Giro Veja: A licença de Moro e a avaliação do governo Bolsonaro

Sergio Moro ficará afastado do cargo do dia 15 ao dia 19 de julho

Por Da Redação - Atualizado em 8 jul 2019, 17h08 - Publicado em 8 jul 2019, 17h07
Sergio Moro, o atual Ministro da Justiça, anunciou que irá tirar cinco dias de licença não-remunerada para tratar de “assuntos particulares”. Segundo o Diário Oficial, o afastamento do ministro dura do dia 15 de julho até o dia 19 e acontece em meio a um período conturbado, com a divulgação de diálogos entre Moro e procuradores da Lava Jato, feita pelo site The Intercept Brasil em parceria com VEJA.

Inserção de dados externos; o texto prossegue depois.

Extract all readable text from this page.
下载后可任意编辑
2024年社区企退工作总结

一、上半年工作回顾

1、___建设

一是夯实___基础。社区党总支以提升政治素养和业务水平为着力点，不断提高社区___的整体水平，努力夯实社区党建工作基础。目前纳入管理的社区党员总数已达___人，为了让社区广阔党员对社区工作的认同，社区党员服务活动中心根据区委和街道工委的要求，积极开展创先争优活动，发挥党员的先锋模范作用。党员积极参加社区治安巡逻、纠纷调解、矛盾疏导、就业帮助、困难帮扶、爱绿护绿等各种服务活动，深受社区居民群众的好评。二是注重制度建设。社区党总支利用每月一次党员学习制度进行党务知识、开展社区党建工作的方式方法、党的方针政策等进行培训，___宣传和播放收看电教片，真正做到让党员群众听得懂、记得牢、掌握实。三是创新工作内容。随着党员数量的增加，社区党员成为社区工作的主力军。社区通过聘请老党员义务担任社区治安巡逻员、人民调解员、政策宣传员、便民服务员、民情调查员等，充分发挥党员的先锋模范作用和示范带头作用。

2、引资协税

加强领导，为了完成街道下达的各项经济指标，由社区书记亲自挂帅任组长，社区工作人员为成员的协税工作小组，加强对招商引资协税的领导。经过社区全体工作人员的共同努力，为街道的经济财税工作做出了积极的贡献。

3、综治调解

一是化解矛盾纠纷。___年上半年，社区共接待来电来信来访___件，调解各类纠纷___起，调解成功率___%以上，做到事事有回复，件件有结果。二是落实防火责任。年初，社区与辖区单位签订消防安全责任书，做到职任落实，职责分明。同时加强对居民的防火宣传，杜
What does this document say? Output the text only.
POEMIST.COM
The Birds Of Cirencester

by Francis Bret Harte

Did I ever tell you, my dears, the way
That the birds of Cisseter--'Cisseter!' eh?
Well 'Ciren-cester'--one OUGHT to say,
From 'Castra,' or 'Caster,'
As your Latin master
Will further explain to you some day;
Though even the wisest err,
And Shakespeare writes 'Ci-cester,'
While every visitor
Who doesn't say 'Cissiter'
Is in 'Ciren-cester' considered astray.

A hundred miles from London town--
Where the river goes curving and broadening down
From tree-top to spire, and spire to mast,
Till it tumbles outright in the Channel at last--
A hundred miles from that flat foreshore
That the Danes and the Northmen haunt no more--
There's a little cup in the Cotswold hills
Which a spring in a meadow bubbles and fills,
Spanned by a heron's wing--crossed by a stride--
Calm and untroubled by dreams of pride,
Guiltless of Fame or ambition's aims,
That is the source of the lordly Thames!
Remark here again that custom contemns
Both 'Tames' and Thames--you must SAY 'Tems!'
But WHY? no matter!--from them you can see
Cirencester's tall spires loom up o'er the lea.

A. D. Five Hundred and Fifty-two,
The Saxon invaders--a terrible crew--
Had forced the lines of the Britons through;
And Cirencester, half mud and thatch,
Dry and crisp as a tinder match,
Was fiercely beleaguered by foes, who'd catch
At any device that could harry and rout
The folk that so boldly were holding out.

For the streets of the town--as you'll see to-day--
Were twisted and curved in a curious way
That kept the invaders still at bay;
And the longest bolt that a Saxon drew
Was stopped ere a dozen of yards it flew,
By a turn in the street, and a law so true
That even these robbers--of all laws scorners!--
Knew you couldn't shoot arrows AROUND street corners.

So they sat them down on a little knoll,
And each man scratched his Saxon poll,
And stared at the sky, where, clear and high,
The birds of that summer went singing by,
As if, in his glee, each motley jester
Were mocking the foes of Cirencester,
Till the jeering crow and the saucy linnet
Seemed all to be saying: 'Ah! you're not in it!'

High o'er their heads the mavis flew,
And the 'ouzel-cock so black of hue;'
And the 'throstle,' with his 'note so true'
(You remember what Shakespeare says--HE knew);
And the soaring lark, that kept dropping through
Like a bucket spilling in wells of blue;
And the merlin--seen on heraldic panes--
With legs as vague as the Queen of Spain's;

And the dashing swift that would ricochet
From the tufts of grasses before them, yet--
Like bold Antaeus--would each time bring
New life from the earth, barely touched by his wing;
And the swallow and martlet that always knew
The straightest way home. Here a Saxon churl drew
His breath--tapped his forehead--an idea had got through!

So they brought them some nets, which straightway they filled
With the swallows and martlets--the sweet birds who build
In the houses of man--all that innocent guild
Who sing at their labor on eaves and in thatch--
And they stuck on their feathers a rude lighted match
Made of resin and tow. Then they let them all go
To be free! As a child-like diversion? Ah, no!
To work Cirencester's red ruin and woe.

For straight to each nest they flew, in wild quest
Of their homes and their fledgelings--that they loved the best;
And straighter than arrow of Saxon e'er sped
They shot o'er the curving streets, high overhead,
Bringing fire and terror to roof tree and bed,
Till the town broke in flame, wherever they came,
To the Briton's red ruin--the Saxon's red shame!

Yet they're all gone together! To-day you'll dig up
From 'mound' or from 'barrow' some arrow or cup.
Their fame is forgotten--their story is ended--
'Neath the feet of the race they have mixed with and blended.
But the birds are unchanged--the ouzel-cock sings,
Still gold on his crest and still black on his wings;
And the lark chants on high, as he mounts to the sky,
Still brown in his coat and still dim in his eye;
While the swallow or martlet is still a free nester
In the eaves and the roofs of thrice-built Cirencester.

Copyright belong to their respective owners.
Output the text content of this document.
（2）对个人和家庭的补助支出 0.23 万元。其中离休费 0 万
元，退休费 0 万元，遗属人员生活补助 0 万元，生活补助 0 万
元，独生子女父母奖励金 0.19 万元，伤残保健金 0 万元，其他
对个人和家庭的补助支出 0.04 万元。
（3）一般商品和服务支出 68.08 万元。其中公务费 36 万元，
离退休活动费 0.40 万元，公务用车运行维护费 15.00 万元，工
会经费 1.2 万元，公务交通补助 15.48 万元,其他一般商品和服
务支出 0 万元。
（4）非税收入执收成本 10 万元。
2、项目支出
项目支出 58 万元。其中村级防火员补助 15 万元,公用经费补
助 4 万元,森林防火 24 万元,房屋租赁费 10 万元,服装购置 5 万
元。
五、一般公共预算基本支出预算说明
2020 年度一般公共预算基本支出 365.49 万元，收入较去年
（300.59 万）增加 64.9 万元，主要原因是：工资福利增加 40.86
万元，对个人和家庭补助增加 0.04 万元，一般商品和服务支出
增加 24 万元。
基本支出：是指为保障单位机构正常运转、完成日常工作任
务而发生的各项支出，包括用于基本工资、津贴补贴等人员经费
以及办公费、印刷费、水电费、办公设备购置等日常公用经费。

Na edição da semana passada, VEJA revelou conversas inéditas que mostram que Moro avisou Dallagnol que o Ministério Público Federal havia esquecido de incluir uma prova que reforçaria a acusação contra envolvidos na Lava Jato. A reportagem também analisou 649.551 mensagens do ministro, chegando à conclusão de que o juiz da Lava Jato cometeu irregularidades à frente do processo.
O Ministério da Justiça e Segurança Pública explicou, por meio de sua assessoria, que a licença de Moro é prevista por lei. “Por ter começado a trabalhar em janeiro, o ministro não tem ainda direito a gozar férias. Então, está tirando uma licença não remunerada, com base na Lei nº 8.112, de 11 de dezembro de 1990”, informou a assessoria do ministério. Mas, segundo um auxiliar da pasta não tem a ver com o cenário atual de pressão sobre Moro, já que estava sendo negociada desde que o ministro assumiu o cargo.
O ‘Giro VEJA’ desta segunda-feira (8) também comenta a nova avaliação do governo Bolsonaro feita pelo Datafolha, que o aponta como o presidente com a pior avaliação desde a gestão do ex-presidente Collor: 33% dos entrevistados consideram a gestão do atual presidente como ruim ou péssima. 33% dos entrevistados avaliam seu governo como bom ou ótimo, 32% o consideram regular e cerca de 2% não souberam ou não responderam. Na pesquisa de abril, o índice de ruim ou péssimo para o governo de Bolsonaro era de 30%.